Moretti infatti, dopo aver reso noto che per i disservizi non ci saranno rimborsi, poiché le colpe sono del freddo e della neve e non certo delle Ferrovie, non si è sentito assolutamente in dovere di chiedere scusa ai viaggiatori, ma al contrario li ha invitati a portarsi da casa coperte e panini per meglio affrontare i “problemi” del viaggio che a suo dire sono comuni in tutta Europa.

Aggiungendo a queste “sensate” parole la minaccia di tagliare il 50% dei treni e premurandosi di precisare che lui “non è un coglione”.
Il ministro dei Trasporti Matteoli da parte sua si è affrettato a coprirgli le spalle, affermando che le improvvide parole di Moretti sono conseguenza dello stress cui è sottoposto in questi giorni, quasi avesse passato la notte nella stazione Termini pure lui.

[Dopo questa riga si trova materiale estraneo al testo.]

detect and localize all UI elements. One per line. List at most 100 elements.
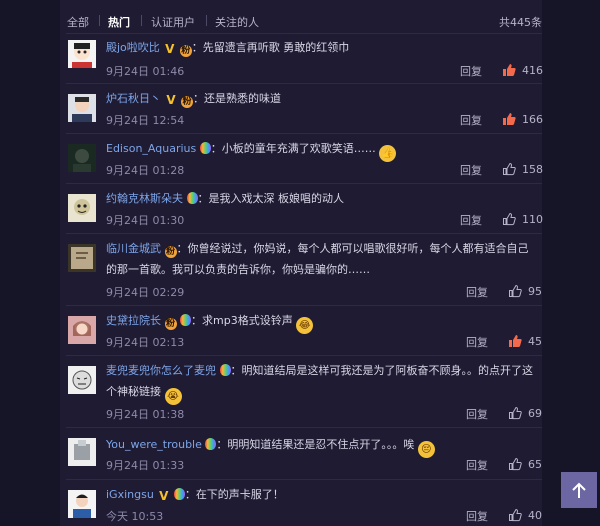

Il bravo Paolo Toretta, in un articolo sul Corriere Della Sera lo ha sbugiardato pubblicamente, dimostrando come in Finlandia il servizio ferroviario funzioni perfettamente anche con la neve e temperature fino a 30 gradi sottozero, utilizzando oltretutto fra gli altri i treni veloci Pendolino prodotti in Italia, prima che la politica decidesse di sopprimerli, in quanto avevano il difetto di correre ai 250 km/h sulle linee tradizionali e non sarebbero stati funzionali ai profitti della mafia del cemento e del tondino che per crescere abbisognavano della costruzione di nuove infrastrutture.

5 commenti:

Alba kan. ha detto...

Marco,
...è quasi Natale, cerchiamo di essere più positivi e guardare il bicchiere mezzo pieno...con le temperature sotto zero almeno non ci saranno "zecche" sui treni!
;)

Buon Natale a te e a tutti i lettori.
Alba

marco cedolin ha detto...

Cara Alba,
in effetti Moretti ha intenzione di brevettare il sistema del "treno congelante" come rimedio a qualunque parassita presente nelle carrozze. Costo zero e utilizzo di zero personale :-)

Buon Natale anche a te!

Anonimo ha detto...

Non sarebbe male introdurre il sistema "treno congelante" anche in Parlamento......

:-))

Buon Natale.

Vane

marco cedolin ha detto...

In attesa che Moretti depositi il brevetto del "treno congelante" che potrebbe tornare utile anche per eliminare tutte le zecche sedute in parlamento godiamoci le feste.

Tanti Auguri di Buon Natale a tutti i lettori del Corrosivo!!!

Francesco ha detto...

da ferroviere semplice condivido e ne sono perfettamente consapevole. Ma guai a parlare: si viene licenziati!